ZO: Or I would just buy a blank line book. Right? I think maybe one or two years he had one without dates.
EM: Yeah. [Mostly] he insisted on the dates, but he also insisted on defying the dates.
MM: What in your words was so special about Lou? Why do you think so many of us respond so strongly to his voice and his contributions?
ZO: For one thing, I think he was probably just a likable guy. I have the sense from his own writing, where he describes a situation and also how other people respond to him, that he was a good listener and was funny and interesting. A guy you would want to go get a burrito with. I think that's part of it.
What I kept thinking about when we were working on the diaries was Lou's historical work: his biography of Jack Bee Garland, all the work he did to try to find models in history. It was such a mirroring moment. One of the lines we selected for a chapter epigraph was “I gather these little pieces of him as if I'm learning about someone with whom I'm in love.” That was a perfect mirror of how it felt, like another generation out, to work on Lou's materials.
He was someone who had this orientation towards history and towards the storytelling and sharing of this niche, hidden, transmasculine history. He set up his life to make this [book] much easier for us. For Ellis and I to be working on a project where there's explicit permission multiple times in the diaries to publish the diaries, that makes it really different and allows us to edit in a richer way and more generous way—because Lou Sullivan set up the preservation of his own life in his diaries and in his archive with the intention, or at least with the hope, that somebody would come along and give him the treatment that he gave Jack Garland.
EM: There’s also the interpersonal [aspects]—I think this speaks to likability. There's how he he speaks to the diary and speaks of other people. It sort of radiates in this way where you can tell that his whole life is external in a certain way—it's very interior in the moment, but the physicality of the moments of the things that he cares about, his interactions with other people, are so wrapped up in the dynamic and the actual bodies and the presence that happens in connection.
ZO: In a moment where my friends who are going to SF or NY pride are like, “hope there isn't a mass shooting while I'm here” —there's this way that Lou, in also extremely terrifying times to be a swishy gay transsexual, moved through the world with a certain kind of fearlessness and audacity. He moved through gay sexual spaces with like a fearlessness and audacity that I think a lot of us would like to dial up in our personalities.

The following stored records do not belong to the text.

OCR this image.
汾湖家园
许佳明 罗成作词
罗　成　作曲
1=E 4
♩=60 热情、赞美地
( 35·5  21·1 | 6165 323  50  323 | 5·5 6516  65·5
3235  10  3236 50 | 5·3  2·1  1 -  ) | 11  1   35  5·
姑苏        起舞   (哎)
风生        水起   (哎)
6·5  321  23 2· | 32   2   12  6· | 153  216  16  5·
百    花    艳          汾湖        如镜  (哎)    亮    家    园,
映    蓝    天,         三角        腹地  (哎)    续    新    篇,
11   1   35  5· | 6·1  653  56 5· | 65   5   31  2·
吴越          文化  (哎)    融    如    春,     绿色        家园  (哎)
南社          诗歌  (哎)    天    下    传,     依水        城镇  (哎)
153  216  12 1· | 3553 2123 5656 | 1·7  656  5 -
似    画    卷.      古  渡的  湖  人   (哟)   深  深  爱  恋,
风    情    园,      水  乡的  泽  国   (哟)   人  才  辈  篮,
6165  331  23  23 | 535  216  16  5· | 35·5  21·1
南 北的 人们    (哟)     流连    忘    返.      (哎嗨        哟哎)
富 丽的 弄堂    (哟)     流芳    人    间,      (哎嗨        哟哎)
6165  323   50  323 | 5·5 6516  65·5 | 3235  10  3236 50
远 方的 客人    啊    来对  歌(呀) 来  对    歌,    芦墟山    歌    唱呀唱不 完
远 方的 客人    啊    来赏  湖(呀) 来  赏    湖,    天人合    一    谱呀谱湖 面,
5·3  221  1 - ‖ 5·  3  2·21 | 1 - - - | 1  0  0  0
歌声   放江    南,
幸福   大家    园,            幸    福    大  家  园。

I think him being a big flirt and pretty extroverted, and pretty comfortable talking about being a big flirt and being extroverted—who doesn't want to dial that up like just a little bit in their social life?

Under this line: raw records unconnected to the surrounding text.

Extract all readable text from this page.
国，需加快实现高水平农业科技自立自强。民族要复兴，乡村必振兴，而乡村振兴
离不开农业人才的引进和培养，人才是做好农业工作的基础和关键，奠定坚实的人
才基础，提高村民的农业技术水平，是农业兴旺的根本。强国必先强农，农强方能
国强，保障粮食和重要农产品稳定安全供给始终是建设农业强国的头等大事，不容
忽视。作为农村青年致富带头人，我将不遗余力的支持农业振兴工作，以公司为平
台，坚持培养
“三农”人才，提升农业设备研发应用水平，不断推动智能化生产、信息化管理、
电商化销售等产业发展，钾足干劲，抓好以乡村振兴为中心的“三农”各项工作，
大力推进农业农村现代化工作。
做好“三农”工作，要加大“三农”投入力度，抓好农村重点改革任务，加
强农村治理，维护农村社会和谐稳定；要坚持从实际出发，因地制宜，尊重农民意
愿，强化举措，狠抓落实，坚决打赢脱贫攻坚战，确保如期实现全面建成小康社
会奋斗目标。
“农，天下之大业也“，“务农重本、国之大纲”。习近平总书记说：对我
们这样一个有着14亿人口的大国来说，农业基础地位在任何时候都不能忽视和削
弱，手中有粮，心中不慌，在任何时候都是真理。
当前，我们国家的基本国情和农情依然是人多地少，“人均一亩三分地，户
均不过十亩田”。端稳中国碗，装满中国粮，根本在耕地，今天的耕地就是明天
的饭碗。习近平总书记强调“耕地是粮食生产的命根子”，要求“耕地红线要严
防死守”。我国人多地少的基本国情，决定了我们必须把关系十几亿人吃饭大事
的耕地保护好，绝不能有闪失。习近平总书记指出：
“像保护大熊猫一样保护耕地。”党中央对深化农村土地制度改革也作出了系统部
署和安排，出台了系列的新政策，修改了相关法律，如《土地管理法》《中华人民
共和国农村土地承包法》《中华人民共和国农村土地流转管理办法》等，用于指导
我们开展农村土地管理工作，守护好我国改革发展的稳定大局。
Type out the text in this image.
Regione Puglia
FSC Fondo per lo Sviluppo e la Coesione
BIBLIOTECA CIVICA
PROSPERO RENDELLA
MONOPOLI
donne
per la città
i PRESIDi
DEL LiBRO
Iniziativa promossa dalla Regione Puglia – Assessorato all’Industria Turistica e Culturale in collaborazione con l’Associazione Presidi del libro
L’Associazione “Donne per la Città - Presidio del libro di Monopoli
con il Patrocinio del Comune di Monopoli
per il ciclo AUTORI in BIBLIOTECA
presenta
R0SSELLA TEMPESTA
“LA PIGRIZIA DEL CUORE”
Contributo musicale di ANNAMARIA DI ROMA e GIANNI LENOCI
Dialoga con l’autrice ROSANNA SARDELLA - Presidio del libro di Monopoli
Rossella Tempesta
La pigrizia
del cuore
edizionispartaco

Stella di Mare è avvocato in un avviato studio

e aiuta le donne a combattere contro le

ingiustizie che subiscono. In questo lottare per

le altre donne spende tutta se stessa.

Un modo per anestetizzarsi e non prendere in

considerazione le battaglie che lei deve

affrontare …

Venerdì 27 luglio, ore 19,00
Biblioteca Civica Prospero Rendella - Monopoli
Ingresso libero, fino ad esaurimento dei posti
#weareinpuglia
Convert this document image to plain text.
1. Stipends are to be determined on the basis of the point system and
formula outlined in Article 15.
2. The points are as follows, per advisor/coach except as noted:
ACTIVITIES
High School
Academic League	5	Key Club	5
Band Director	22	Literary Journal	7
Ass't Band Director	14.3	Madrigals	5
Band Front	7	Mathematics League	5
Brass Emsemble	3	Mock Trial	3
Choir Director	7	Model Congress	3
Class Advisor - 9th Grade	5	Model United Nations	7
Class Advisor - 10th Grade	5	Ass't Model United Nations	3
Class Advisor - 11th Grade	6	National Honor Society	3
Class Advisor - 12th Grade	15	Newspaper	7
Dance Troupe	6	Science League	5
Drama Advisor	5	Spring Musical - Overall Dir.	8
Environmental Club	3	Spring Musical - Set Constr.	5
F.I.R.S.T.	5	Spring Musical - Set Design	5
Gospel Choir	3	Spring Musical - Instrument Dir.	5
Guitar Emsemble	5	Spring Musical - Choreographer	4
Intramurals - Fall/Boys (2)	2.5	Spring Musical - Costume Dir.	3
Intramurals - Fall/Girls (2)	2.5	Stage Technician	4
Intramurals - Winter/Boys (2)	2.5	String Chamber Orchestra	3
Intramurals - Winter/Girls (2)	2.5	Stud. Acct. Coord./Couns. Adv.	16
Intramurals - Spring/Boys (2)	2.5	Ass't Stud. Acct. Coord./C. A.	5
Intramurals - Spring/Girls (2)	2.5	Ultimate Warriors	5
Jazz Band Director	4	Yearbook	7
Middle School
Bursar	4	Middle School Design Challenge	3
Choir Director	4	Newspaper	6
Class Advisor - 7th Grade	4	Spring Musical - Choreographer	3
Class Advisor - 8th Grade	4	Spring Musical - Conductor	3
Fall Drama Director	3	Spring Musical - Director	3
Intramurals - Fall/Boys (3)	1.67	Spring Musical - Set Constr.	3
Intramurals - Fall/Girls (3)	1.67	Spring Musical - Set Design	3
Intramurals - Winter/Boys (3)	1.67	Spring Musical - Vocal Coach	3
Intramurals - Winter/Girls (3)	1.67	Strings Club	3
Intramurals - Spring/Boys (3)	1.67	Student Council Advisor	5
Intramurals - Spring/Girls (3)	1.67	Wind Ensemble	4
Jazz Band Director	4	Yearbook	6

MM: Is there anything else you’d like to add about what Lou his life and work has meant to you?
ZO: I'm loving the Lou Sullivan cultural production boom that's happening right now. Every time I see that someone's done a little Lou illustration or there's an NPR Tiny Desk song about Lou Sullivan or—somebody sent me experimental softcore porn that involves these guys reading the book to each other or, you know, some We Both Laugh in Pleasure memes on Twitter that will pop up—I just love it.
Because I think, like Lou Sullivan, there was a long time where I was like, where's the cultural proliferation of me? The guy who is kind of doing a similar sort of thing to me?
Lou would have gotten like a real kick out of how much work people are making about him.
EM: I just keep thinking back to the event that we did at The Kitchen, where I probably shook hands with or hugged at least 100 people that night. That was in November 2019. I don't think that would probably ever happen again, just to have all these trans people together.
I'm forever grateful to Lou Sullivan for how he has exploded my life with trans people forever. That is the greatest gift and feels like exactly what he was doing. It’s the living legacy of Lou existing in all of us—and proof of the power of archives.